[dpdk-dev] [PATCH v5 2/2] doc: announce deprecation of refcnt atomic member
Bruce Richardson
bruce.richardson at intel.com
Fri Jul 17 18:20:12 CEST 2020
On Fri, Jul 17, 2020 at 04:35:56PM +0200, David Marchand wrote:
> On Fri, Jul 17, 2020 at 4:32 PM David Marchand
> <david.marchand at redhat.com> wrote:
> >
> > On Fri, Jul 17, 2020 at 6:37 AM Phil Yang <phil.yang at arm.com> wrote:
> > >
> > > refcnt_atomic member in structures rte_mbuf and rte_mbuf_ext_shared_info
> > > will be deprecated in 20.11 release.
> > >
> > > Suggested-by: Honnappa Nagarahalli <honnappa.nagarahalli at arm.com>
> > > Signed-off-by: Phil Yang <phil.yang at arm.com>
> > > Acked-by: Konstantin Ananyev <konstantin.ananyev at intel.com>
> > > ---
> > > doc/guides/rel_notes/deprecation.rst | 6 ++++++
> > > 1 file changed, 6 insertions(+)
> > >
> > > diff --git a/doc/guides/rel_notes/deprecation.rst b/doc/guides/rel_notes/deprecation.rst
> > > index a58a179..99c9806 100644
> > > --- a/doc/guides/rel_notes/deprecation.rst
> > > +++ b/doc/guides/rel_notes/deprecation.rst
> > > @@ -129,6 +129,12 @@ Deprecation Notices
> > > in "rte_sched.h". These changes are aligned to improvements suggested in the
> > > RFC https://mails.dpdk.org/archives/dev/2018-November/120035.html.
> > >
> > > +* mbuf: ``refcnt_atomic`` member in structures ``rte_mbuf`` and
> > > + ``rte_mbuf_ext_shared_info`` is of type ``rte_atomic16_t``. Due to adoption
> > > + of C11 atomic builtins it will be of type ``uint16_t``. ``refcnt_atomic``
> > > + will be removed in 20.11. It will be replaced with ``refcnt`` of type
> > > + ``uint16_t``.
> > > +
> > > * metrics: The function ``rte_metrics_init`` will have a non-void return
> > > in order to notify errors instead of calling ``rte_exit``.
> > >
> > > --
> > > 2.7.4
> > >
> >
> > Acked-by: David Marchand <david.marchand at redhat.com>
>
> Bruce, Konstantin,
>
> This precedes the first open source release so trying with you guys:
> what is the purpose of the RTE_MBUF_REFCNT_ATOMIC build flag?
> Thanks.
>
That's indeed going back a long way!
IIRC When we first introduced a reference count, I believe we considered
cases where we would not need atomics to work on the ref count, and added
the build macro to remove the cost of the atomic in those instances. For
example, if a TCP stack wanted to hold on to an mbuf after transmission
rather than having it freed to the mempool (in case it needed to be
retransmitted), it could increment the reference count to ensure that
did not occur. Later if an ack for the TCP packet was received the buffer
could be freed. So long as the same thread that did the TX freed the buffer
later, no atomic increment or decrement was necessary.

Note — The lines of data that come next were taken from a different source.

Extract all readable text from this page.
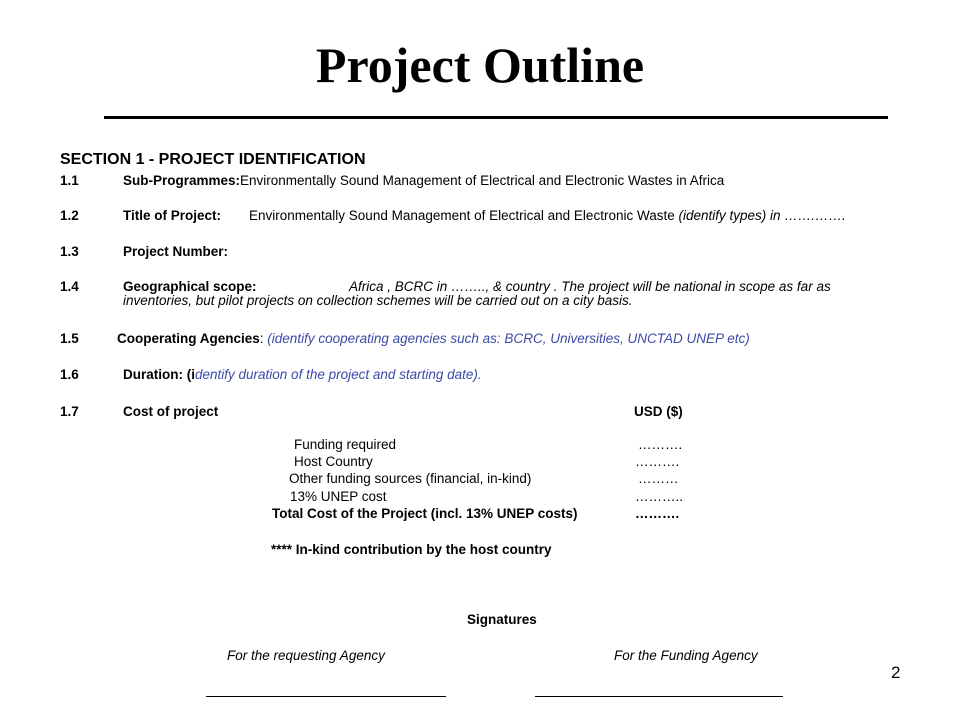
Project Outline
SECTION 1 - PROJECT IDENTIFICATION
1.1	Sub-Programmes:Environmentally Sound Management of Electrical and Electronic Wastes in Africa
1.2	Title of Project: Environmentally Sound Management of Electrical and Electronic Waste (identify types) in …….…….
1.3	Project Number:
1.4	Geographical scope:	Africa , BCRC in …….., & country . The project will be national in scope as far as
inventories, but pilot projects on collection schemes will be carried out on a city basis.
1.5	Cooperating Agencies: (identify cooperating agencies such as: BCRC, Universities, UNCTAD UNEP etc)
1.6	Duration: (identify duration of the project and starting date).
1.7	Cost of project	USD ($)
Funding required	……….
Host Country	……….
Other funding sources (financial, in-kind)	………
13% UNEP cost	………..
Total Cost of the Project (incl. 13% UNEP costs)	……….
**** In-kind contribution by the host country
Signatures
For the requesting Agency	For the Funding Agency
2
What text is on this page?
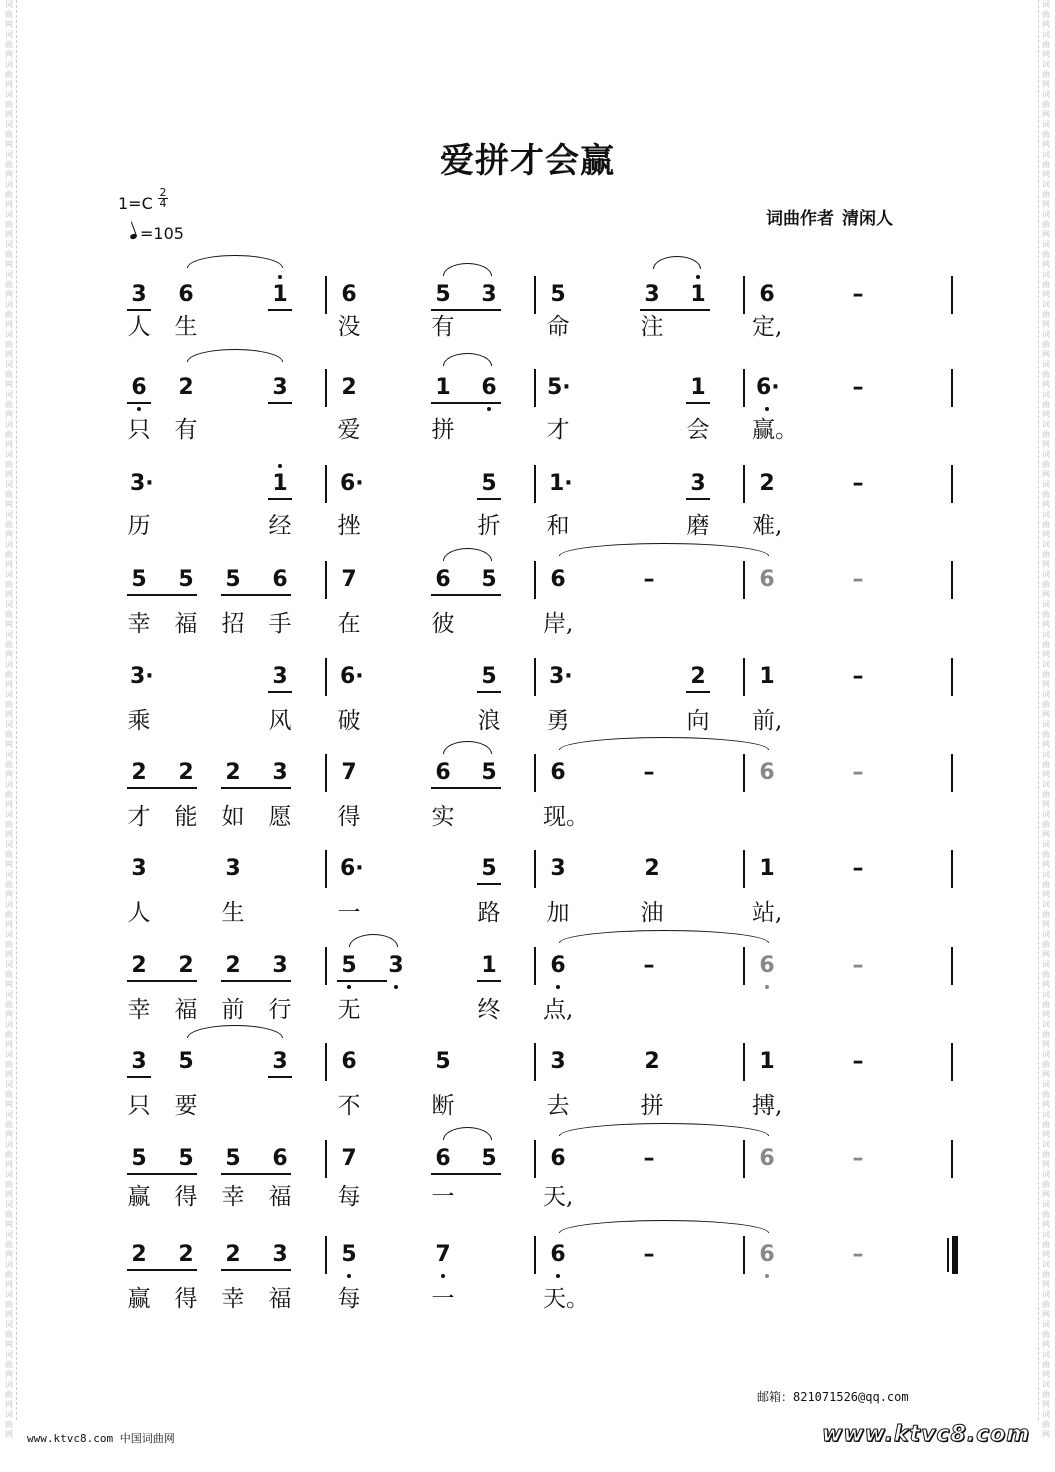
词曲网词曲网词曲网词曲网词曲网词曲网词曲网词曲网词曲网词曲网词曲网词曲网词曲网词曲网词曲网词曲网词曲网词曲网词曲网词曲网词曲网词曲网词曲网词曲网词曲网词曲网词曲网词曲网词曲网词曲网词曲网词曲网词曲网词曲网词曲网词曲网词曲网词曲网词曲网词曲网词曲网词曲网词曲网词曲网词曲网词曲网词曲网词曲网
词曲网词曲网词曲网词曲网词曲网词曲网词曲网词曲网词曲网词曲网词曲网词曲网词曲网词曲网词曲网词曲网词曲网词曲网词曲网词曲网词曲网词曲网词曲网词曲网词曲网词曲网词曲网词曲网词曲网词曲网词曲网词曲网词曲网词曲网词曲网词曲网词曲网词曲网词曲网词曲网词曲网词曲网词曲网词曲网词曲网词曲网词曲网词曲网
爱拼才会赢
1=C
2
4
=105
词曲作者 清闲人
3 6	1 6	5 3 5	3 1 6	–
人 生	没	有	命	注	定,
6 2	3 2	1 6 5·	1 6·	–
只 有	爱	拼	才	会 赢。
3·	1 6·	5 1·	3 2	–
历	经 挫	折 和	磨 难,
5 5 5 6 7	6 5 6	–	6	–
幸 福 招 手 在	彼	岸,
3·	3 6·	5 3·	2 1	–
乘	风 破	浪 勇	向 前,
2 2 2 3 7	6 5 6	–	6	–
才 能 如 愿 得	实	现。
3	3	6·	5 3	2	1	–
人	生	一	路 加	油	站,
2 2 2 3 5 3	1 6	–	6	–
幸 福 前 行 无	终 点,
3 5	3 6	5	3	2	1	–
只 要	不	断	去	拼	搏,
5 5 5 6 7	6 5 6	–	6	–
赢 得 幸 福 每	一	天,
2 2 2 3 5	7	6	–	6	–
赢 得 幸 福 每	一	天。
邮箱：821071526@qq.com
www.ktvc8.com 中国词曲网	www.ktvc8.com
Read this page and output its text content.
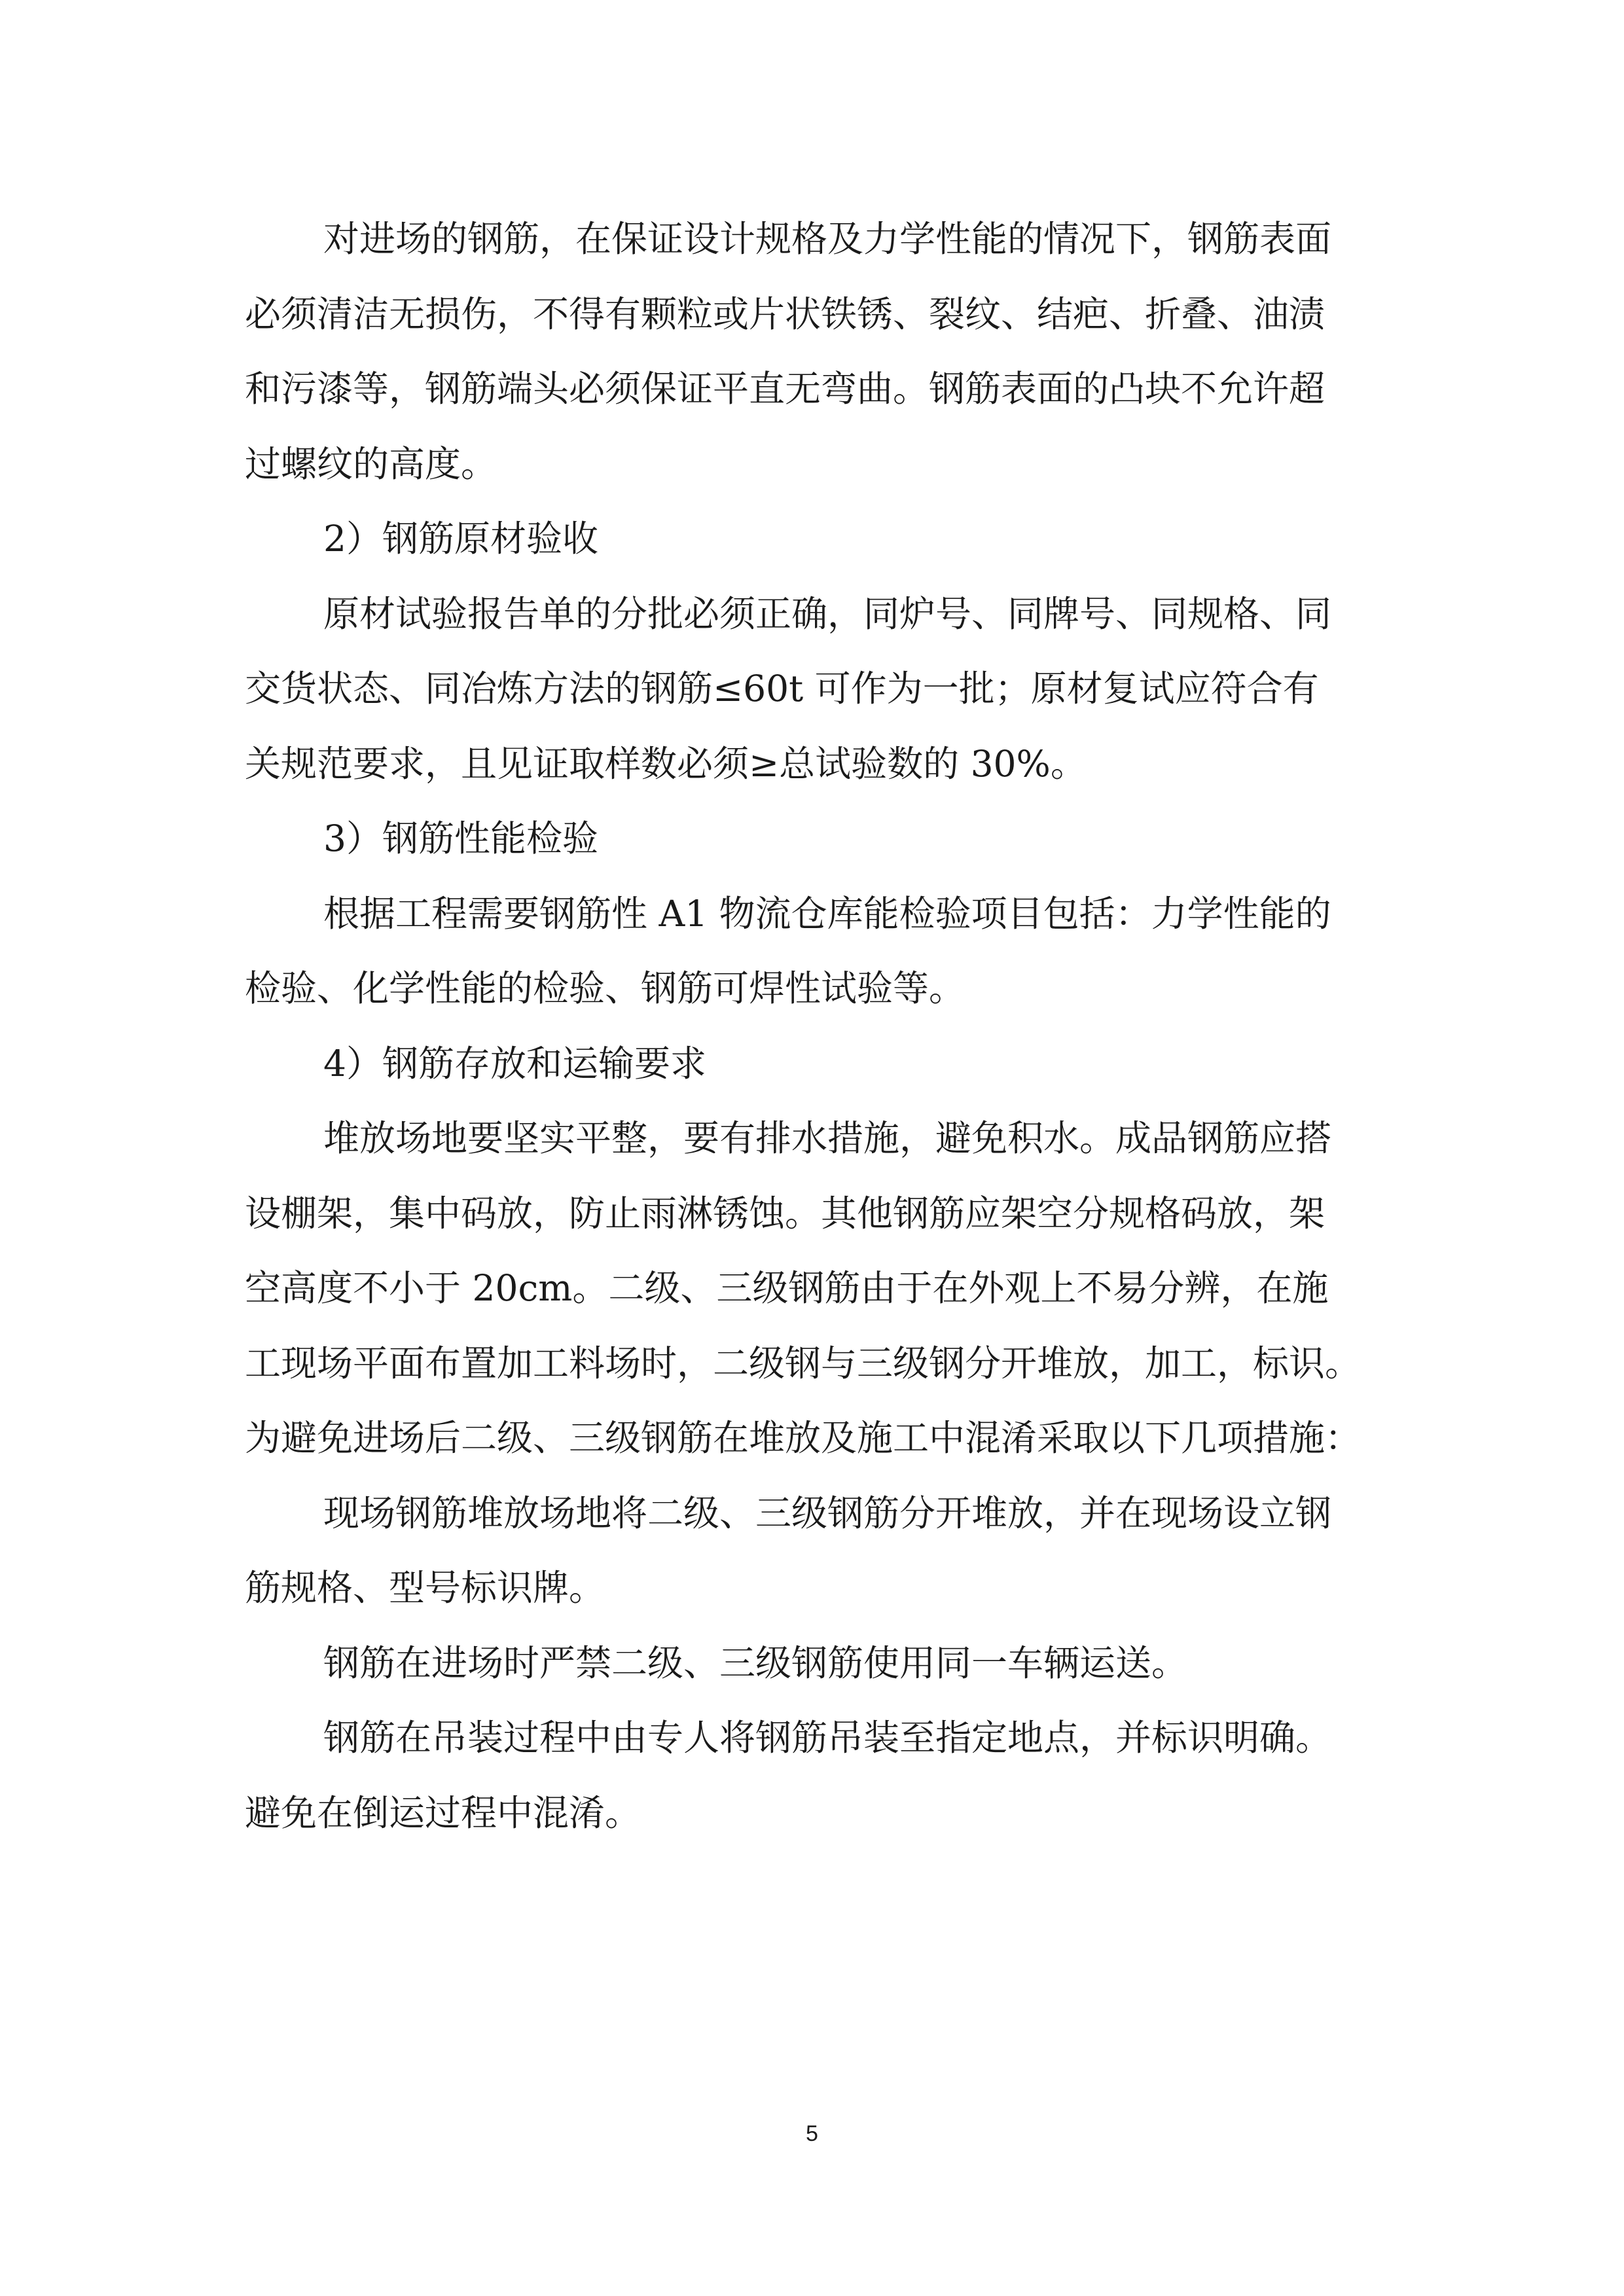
对进场的钢筋，在保证设计规格及力学性能的情况下，钢筋表面
必须清洁无损伤，不得有颗粒或片状铁锈、裂纹、结疤、折叠、油渍
和污漆等，钢筋端头必须保证平直无弯曲。钢筋表面的凸块不允许超
过螺纹的高度。
2）钢筋原材验收
原材试验报告单的分批必须正确，同炉号、同牌号、同规格、同
交货状态、同冶炼方法的钢筋≤60t 可作为一批；原材复试应符合有
关规范要求，且见证取样数必须≥总试验数的 30%。
3）钢筋性能检验
根据工程需要钢筋性 A1 物流仓库能检验项目包括：力学性能的
检验、化学性能的检验、钢筋可焊性试验等。
4）钢筋存放和运输要求
堆放场地要坚实平整，要有排水措施，避免积水。成品钢筋应搭
设棚架，集中码放，防止雨淋锈蚀。其他钢筋应架空分规格码放，架
空高度不小于 20cm。二级、三级钢筋由于在外观上不易分辨，在施
工现场平面布置加工料场时，二级钢与三级钢分开堆放，加工，标识。
为避免进场后二级、三级钢筋在堆放及施工中混淆采取以下几项措施：
现场钢筋堆放场地将二级、三级钢筋分开堆放，并在现场设立钢
筋规格、型号标识牌。
钢筋在进场时严禁二级、三级钢筋使用同一车辆运送。
钢筋在吊装过程中由专人将钢筋吊装至指定地点，并标识明确。
避免在倒运过程中混淆。
5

Similarly for a run-to-completion app which fragmented packets using
multiple mbufs referencing a single packet buffer. So long as only a single
thread worked on the buffer, the reference counters need not be atomic.
In practice, the general case needs to be atomic ref-counts, and I'm not
sure who, if anyone, uses this setting in their apps. It should be
convertable to a runtime setting if needed.